Кстати, с того дня, как он умер, мы возвращались туда только дважды. Один раз — вместе с полицией, сразу после того, как Довик нашел труп, и еще раз — в первую зиму после этого. Но когда мы были детьми, я и Довик, мы бывали там с дедушкой много раз — чтобы гулять и собирать семена, а главное — учиться распознавать растения и называть их по именам. То были приятные, полные любви и терпения прогулки. Он вкладывал в нас все то немногое, что было в нем хорошего. Я, младшая, сидела сзади, а Довик, как старший, — на сиденье рядом с ним, непрерывно задирая меня: ага, я сижу впереди, я вижу лучше, чем ты, я был в дедушкином вади раньше тебя, дедушка брал меня туда, когда мы еще жили с мамой в Тель-Авиве, он рассказывал мне о первобытном человеке, когда ты еще вообще не родилась.
А потом он начинал приставать к дедушке — как тот может водить с одним глазом?
«Могу, — говорил дедушка. — Факт, что я вожу, разве нет?»
Я пытаюсь представить себе: а если бы мы вот так же спросили его и о других его поступках: как ты мог такое сделать, дедушка? — он бы и тогда ответил: «Но ведь это факт, что я сделал это, разве нет»? Это слово — «Факт!» — отвечает на много вопросов: и «как ты мог?», и «как ты это сделал?», и «как это случилось?», и «как такое может случиться?». И даже: как ты, Рута, могла жить рядом с таким человеком и при этом любить его? Но — факт! Я ненавидела его, боялась его, любила его и жила у него. И мне хорошо было жить у него, и ему от этого тоже было хорошо, не только нам. Может быть, забота о нас, такая чуждая его характеру, была для него, при всей несравнимости, тем же, чем годы спустя — каторжная работа в питомнике для Эйтана?
Ну, не важно.
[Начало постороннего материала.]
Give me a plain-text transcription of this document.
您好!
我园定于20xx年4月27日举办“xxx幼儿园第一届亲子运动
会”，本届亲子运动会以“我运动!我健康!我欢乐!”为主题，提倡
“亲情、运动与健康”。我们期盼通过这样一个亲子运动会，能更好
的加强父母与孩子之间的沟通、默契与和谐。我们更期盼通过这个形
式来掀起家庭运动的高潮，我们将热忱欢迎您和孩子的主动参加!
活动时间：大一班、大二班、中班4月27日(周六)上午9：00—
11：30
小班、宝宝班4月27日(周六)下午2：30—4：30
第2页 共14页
Все это непросто. Вернемся лучше к этим нашим прогулкам с ним. Он вел машину так, как водил всегда — медленно, плохо и уверенно. Вождение не доставляло ему никакого удовольствия. И отношений между своей машиной и соседними он не понимал — его сознание попросту не принимало некоторые правила вождения. Как, впрочем, и ряд других житейских правил. И все же, несмотря на все это, да еще и на единственный зрячий глаз, с ним ни разу не случалось аварии — до самой первой, много лет спустя, когда ему уже было под восемьдесят. Хотите послушать? Он ехал тогда по немощеной дороге среди виноградников и поднялся на главную дорогу, не посмотрев по сторонам, не остановившись и не уступив право проезда ехавшей по шоссе женщине. С ними обоими ничего не случилось, но бампер его джипа отправил ее щегольской «ауди» на неделю в основательный ремонт. Она была из тех городских, которые приезжают сюда пожить — построила себе виллу размером со спортивный центр и насадила вокруг старые маслины, чтобы приезжать на уик-энд с друзьями и изображать «Я-хозяйка-имения-а-это-здесь-Тоскана». Были вопли. Точнее, она вопила.
— Ты выехал с поля на главную дорогу! Ты должен был дать мне право первенства!
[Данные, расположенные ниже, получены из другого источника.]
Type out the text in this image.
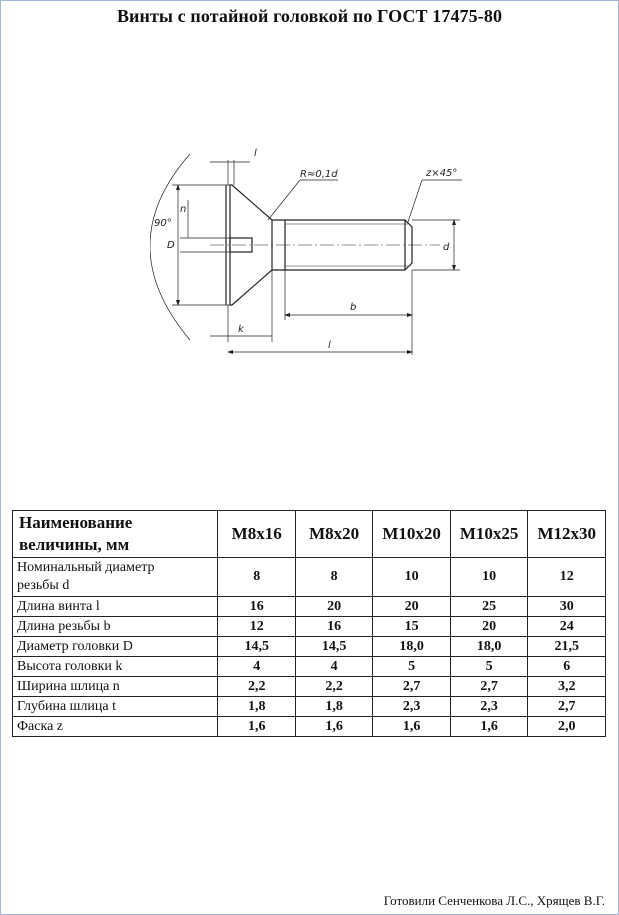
Винты с потайной головкой по ГОСТ 17475-80
l
R≈0,1d	z×45°
n
D
90°
d
b
k
l
Наименование
величины, мм	M8x16	M8x20	M10x20	M10x25	M12x30
Номинальный диаметр
резьбы d	8	8	10	10	12
Длина винта l	16	20	20	25	30
Длина резьбы b	12	16	15	20	24
Диаметр головки D	14,5	14,5	18,0	18,0	21,5
Высота головки k	4	4	5	5	6
Ширина шлица n	2,2	2,2	2,7	2,7	3,2
Глубина шлица t	1,8	1,8	2,3	2,3	2,7
Фаска z	1,6	1,6	1,6	1,6	2,0
Готовили Сенченкова Л.С., Хрящев В.Г.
А он совсем не кричал. Он ей спокойно так ответил:
— Мадам, здесь право первенства — у меня.
— Как это?! Ты же выехал с боковой дороги на главную!
— Это не боковая, а та дорога, по которой я скакал на лошади к винограднику еще до того, как мы основали здесь поселок, и тогда тут не было ни твоей главной дороги, ни тебя самой.
— Ну, что из этого?! — завопила она.
— А из этого то, — сказал он, — что право первенства у того, кто был здесь первым. Это одно и то же слово. Ты что, не понимаешь язык?
— Ты не только болван, ты еще вдобавок полуслепой! Как тебе вообще разрешают водить машину?
— Когда я вижу тебя, — сказал он, — я жалею, что не потерял и второй глаз. А теперь успокойся, потому что я могу оставить тебя здесь, и ты будешь до утра орать на деревья и камни, или же я могу довезти тебя до твоего дома и послать своего внука отвести твою машину в гараж и уплатить за всю работу. Так что ты выбираешь?
По дороге она попыталась завязать более дружественный разговор, но дедушка Зеев велел ей замолчать, потому что свое право голоса она уже исчерпала. Довик, кстати, потом встретил ее в гараже и присоединил к числу своих «дочерей фараона», из самых стоящих, даже намекал, будто она дала ему возможность исправить то плохое впечатление о мужчинах нашего семейства, которое, возможно, вынесла из встречи с дедушкой Зеевом. Но рассказы Довика не всегда нужно принимать на веру. Однако и без этой добавки история была очень симпатичной, и мы все много смеялись над горожанкой, которая даже не поняла, что избежала значительно большей беды, чем неделя рихтовки в гараже. Но вечером, дома, когда нас не слышало ничье чужое ухо, дедушка Зеев сказал нам, что, по правде говоря, он просто ее не заметил и что мужчина должен быть ответственным и делать выводы. На той же неделе он послал свое водительское удостоверение в автоинспекцию и сообщил им, что в честь своего восьмидесятилетия отстраняет себя от вождения.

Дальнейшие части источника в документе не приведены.